= Nazi secret meeting in Strasbourg 1944 =

A Nazi secret meeting in Strasbourg took place on August 10, 1944, just a few months before the end of World War II, at the Hôtel de la Maison Rouge in Strasbourg as a clandestine gathering of high-ranking Nazi and business leaders. According to American intelligence reports, SS leaders and representatives of major industry discussed strategies for preserving and financing German industrial capacity following a defeat. According to the SHAEF Intelligence Report EW-Pa 128, the focus was on “underground activities following Germany’s defeat” and the transfer of capital to neutral countries. In popular literature and the press ( “Red House Report”), the meeting was sometimes interpreted as the beginning of the alleged establishment of a hidden “Fourth Reich”.

== Background ==
By late summer 1944, Germany’s defeat in World War II was becoming apparent. Following the Allies’ successful landing in Normandy, the retreat from France began. The Stauffenberg plot to assassinate Hitler on July 20, 1944, failed. The Nazi leadership increasingly relied on intelligence operations to save Reich gold and foreign currency reserves from the victorious powers. Heinrich Himmler apparently wanted to make preparations in case of defeat: as late as January 1945, he instructed Gauleiters to prepare potential Nazi officials for assignments abroad. Allied intelligence agencies had already begun gathering information on meetings between Nazis and industry representatives who were discussing plans for a postwar Nazi underground. The report on the Strasbourg meeting was therefore included in the “Safehaven” dossier and forwarded to the US State Department in November 1944. The Allies apparently learned of the meeting thanks to a statement from a French informant with good contacts in German industry, who was deemed credible by U.S. intelligence circles.

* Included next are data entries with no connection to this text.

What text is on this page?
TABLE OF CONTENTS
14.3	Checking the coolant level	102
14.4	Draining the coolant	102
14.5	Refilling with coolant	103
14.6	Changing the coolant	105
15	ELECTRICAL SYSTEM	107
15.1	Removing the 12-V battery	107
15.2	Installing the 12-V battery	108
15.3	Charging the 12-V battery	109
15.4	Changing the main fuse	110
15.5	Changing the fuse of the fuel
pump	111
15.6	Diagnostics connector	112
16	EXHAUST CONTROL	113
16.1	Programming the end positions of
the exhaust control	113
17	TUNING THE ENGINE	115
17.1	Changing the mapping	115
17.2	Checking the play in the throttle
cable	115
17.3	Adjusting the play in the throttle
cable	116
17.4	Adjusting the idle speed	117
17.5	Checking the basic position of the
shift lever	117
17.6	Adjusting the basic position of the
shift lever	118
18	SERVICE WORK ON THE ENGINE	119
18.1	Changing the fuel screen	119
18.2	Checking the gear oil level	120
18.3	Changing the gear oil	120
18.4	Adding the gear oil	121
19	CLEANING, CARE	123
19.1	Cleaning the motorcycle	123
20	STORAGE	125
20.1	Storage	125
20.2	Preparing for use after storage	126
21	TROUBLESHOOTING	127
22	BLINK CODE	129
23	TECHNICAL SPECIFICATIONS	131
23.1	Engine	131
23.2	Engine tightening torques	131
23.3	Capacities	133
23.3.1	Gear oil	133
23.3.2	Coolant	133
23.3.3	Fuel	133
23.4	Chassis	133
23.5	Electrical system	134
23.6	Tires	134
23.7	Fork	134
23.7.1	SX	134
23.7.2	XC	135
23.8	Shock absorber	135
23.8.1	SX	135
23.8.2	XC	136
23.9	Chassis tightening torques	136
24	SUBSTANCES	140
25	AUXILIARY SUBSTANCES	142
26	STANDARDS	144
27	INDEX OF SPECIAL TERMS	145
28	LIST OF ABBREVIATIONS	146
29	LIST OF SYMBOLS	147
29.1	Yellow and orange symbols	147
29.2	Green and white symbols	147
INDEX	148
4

== Alleged participants ==
Various sources have identified the following groups and individuals:

- Nazi leaders: An SS Obergruppenführer (referred to as “Dr. Scheid” in the reports) apparently presided over the meeting. The East German propagandist and writer Julius Mader named Reichsbank President Hjalmar Schacht, Ernst Kaltenbrunner, and Abwehr chief Wilhelm Canaris as additional participants (though this is generally considered implausible). Reichsführer-SS Heinrich Himmler and I.G. Farben employee Max Faust were named as the actual forces behind the meeting and the plans to transfer Nazi assets.
- Large industrial companies: Representatives of major defense and industrial conglomerates were in attendance. Notable among them were Krupp, Messerschmitt, Röchling, and Rheinmetall. Managers from other well-known companies were also in attendance—including Volkswagen, Brown Boveri, Zeiss, and Leica. An earlier account mistakenly listed Emil Kirdorf, Fritz Thyssen, and Gustav Krupp as participants; however, Kirdorf had died in 1938 and Thyssen was in prison in 1944.
- Officials from the Wehrmacht and Nazi ministries: The sources also mention officers or officials from the Navy and the Reich Ministry of Armaments and War Production. In some cases, there is mention of meetings of smaller expert groups (e.g., led by a Dr. Bosse from the Ministry of Armaments) in which capital flight and the continuation of Nazi networks were discussed.

== Meeting ==
According to the intelligence report, the meeting took place on August 10, 1944, at the Hôtel de la Maison Rouge (the “Red House”) in Strasbourg. According to statements by French informants, the final status report on German industry was drawn up here and a secret plan was agreed upon. This plan involved the immediate evacuation of equipment from France, the acknowledgment of military defeat, and the preparation of underground activities to remain capable of action despite Germany’s coming surrender. The report states that according to Dr. Scheid’s statements, German industry must “realize that the war can no longer be won” and must immediately establish contacts and alliances with foreign companies, as well as lay the financial groundwork for the postwar period. Allegedly, during a second meeting, the SS leadership and ministry representatives instructed the inner circle of industrialists to support a future illegal Nazi underground organization via banks in Switzerland by depositing assets in neutral countries and financing the NSDAP’s postwar plans.

== Fallout ==
In the short term, the meeting had no further practical impact on the course of the war—Germany surrendered a few months later. The Allies, however, used the report as part of their “safe haven” investigations to prevent the flight of German assets. In postwar debates and the media, the Strasbourg meeting was long portrayed as evidence of a planned “Fourth Reich” (for example, Elan Steinberg of the World Jewish Congress cited the report in 1996 to speak of an extensive Nazi network), and Simon Wiesenthal had already put forward similar theories as early as the 1960s. The report also contributed to the spread of myths about Nazi gold supposedly scattered across the globe. Historians point out, however, that while real discussions did take place, they were mostly focused on practical matters such as saving companies, capital, and patents, as well as hiding Nazi officials. Myths surrounding a global Nazi conspiracy (such as “Project Odessa”) were generally dismissed as urban legends. There is evidence that Switzerland was indeed used for large-scale capital flight from Germany and that much of the money was never recovered.